鬼麟
 私の目の前に歩み寄った修人が、あまりにも無意味なことを言うので笑いを堪えるのに必死だった。

「お前を一人にはさせない」

 そっと触れたその手を、私はとうに見限っているというのに、ただの自己満足の偽善だと罵ることすら億劫に思える。
 けれどせめて、そんな戯れ言は絵空事だと証明される日まで、と言い訳を見つけてその手に卑しくも縋ろうとする。
 あまりにも無知で、どこまでも純粋なその瞳に、暇潰しだと思えば我慢もできる。
 置かれた手を掴み、降ろせば光る瞳。

「信用も、信頼もしない。
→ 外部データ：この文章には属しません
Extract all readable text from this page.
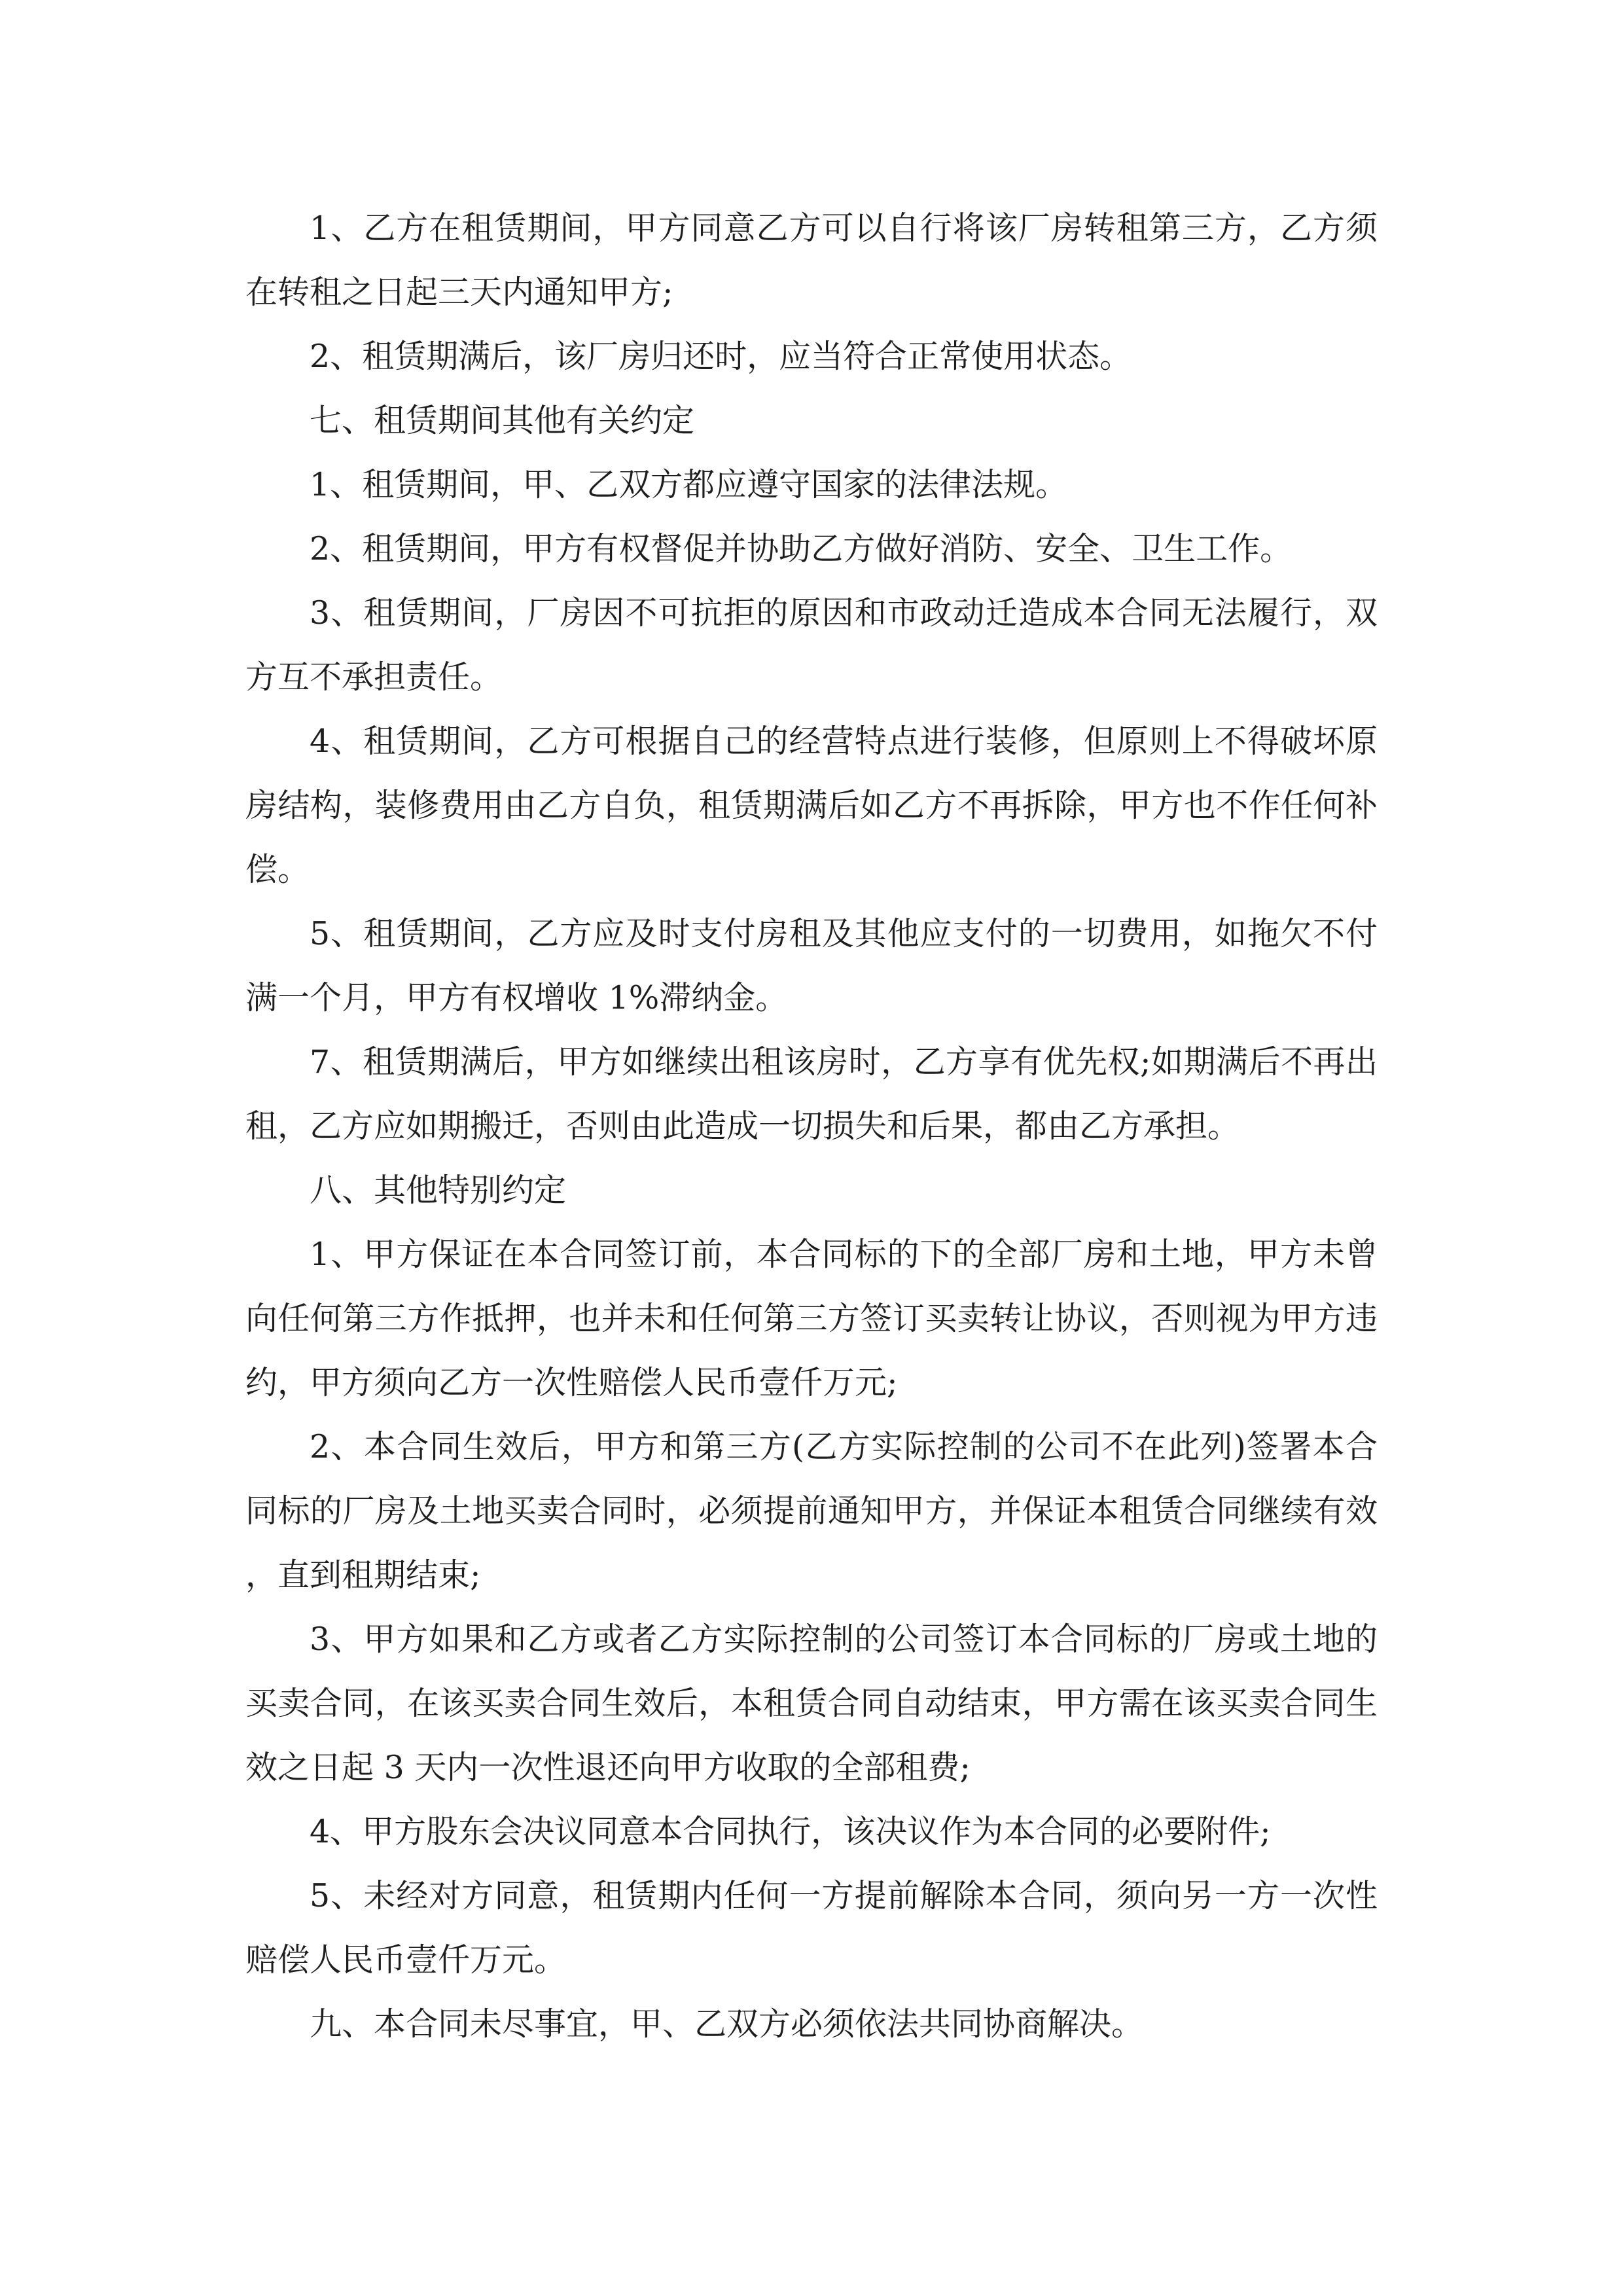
1、乙方在租赁期间，甲方同意乙方可以自行将该厂房转租第三方，乙方须在转租之日起三天内通知甲方;

2、租赁期满后，该厂房归还时，应当符合正常使用状态。

七、租赁期间其他有关约定

1、租赁期间，甲、乙双方都应遵守国家的法律法规。

2、租赁期间，甲方有权督促并协助乙方做好消防、安全、卫生工作。

3、租赁期间，厂房因不可抗拒的原因和市政动迁造成本合同无法履行，双方互不承担责任。

4、租赁期间，乙方可根据自己的经营特点进行装修，但原则上不得破坏原房结构，装修费用由乙方自负，租赁期满后如乙方不再拆除，甲方也不作任何补偿。

5、租赁期间，乙方应及时支付房租及其他应支付的一切费用，如拖欠不付满一个月，甲方有权增收 1%滞纳金。

7、租赁期满后，甲方如继续出租该房时，乙方享有优先权;如期满后不再出租，乙方应如期搬迁，否则由此造成一切损失和后果，都由乙方承担。

八、其他特别约定

1、甲方保证在本合同签订前，本合同标的下的全部厂房和土地，甲方未曾向任何第三方作抵押，也并未和任何第三方签订买卖转让协议，否则视为甲方违约，甲方须向乙方一次性赔偿人民币壹仟万元;

2、本合同生效后，甲方和第三方(乙方实际控制的公司不在此列)签署本合同标的厂房及土地买卖合同时，必须提前通知甲方，并保证本租赁合同继续有效，直到租期结束;

3、甲方如果和乙方或者乙方实际控制的公司签订本合同标的厂房或土地的买卖合同，在该买卖合同生效后，本租赁合同自动结束，甲方需在该买卖合同生效之日起 3 天内一次性退还向甲方收取的全部租费;

4、甲方股东会决议同意本合同执行，该决议作为本合同的必要附件;

5、未经对方同意，租赁期内任何一方提前解除本合同，须向另一方一次性赔偿人民币壹仟万元。

九、本合同未尽事宜，甲、乙双方必须依法共同协商解决。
あなた達に割く心の余裕もないから」

 期待など無駄だと言っても、彼には何も聞こえていないのか、口角が上がるのに最早咎める気すら失せる。
 その関係はまるで薄氷の如く、叩けば簡単に壊れる代物だ。
 あんな想いをもう一度するくらいならば、これくらいの距離感が一番望ましい。
だから――

「私を切り捨てられるようにしておいて」

 彼等が壊れないための、大事な忠告。
 巻き込むことだけは避けたい。
 私にしか聞こえない声で言ったそれに気付く者はいなく、笑っていた。笑わないで、私に笑顔は向けないで。言う勇気もなく、そんなふうに隠したまま私は目を閉じた。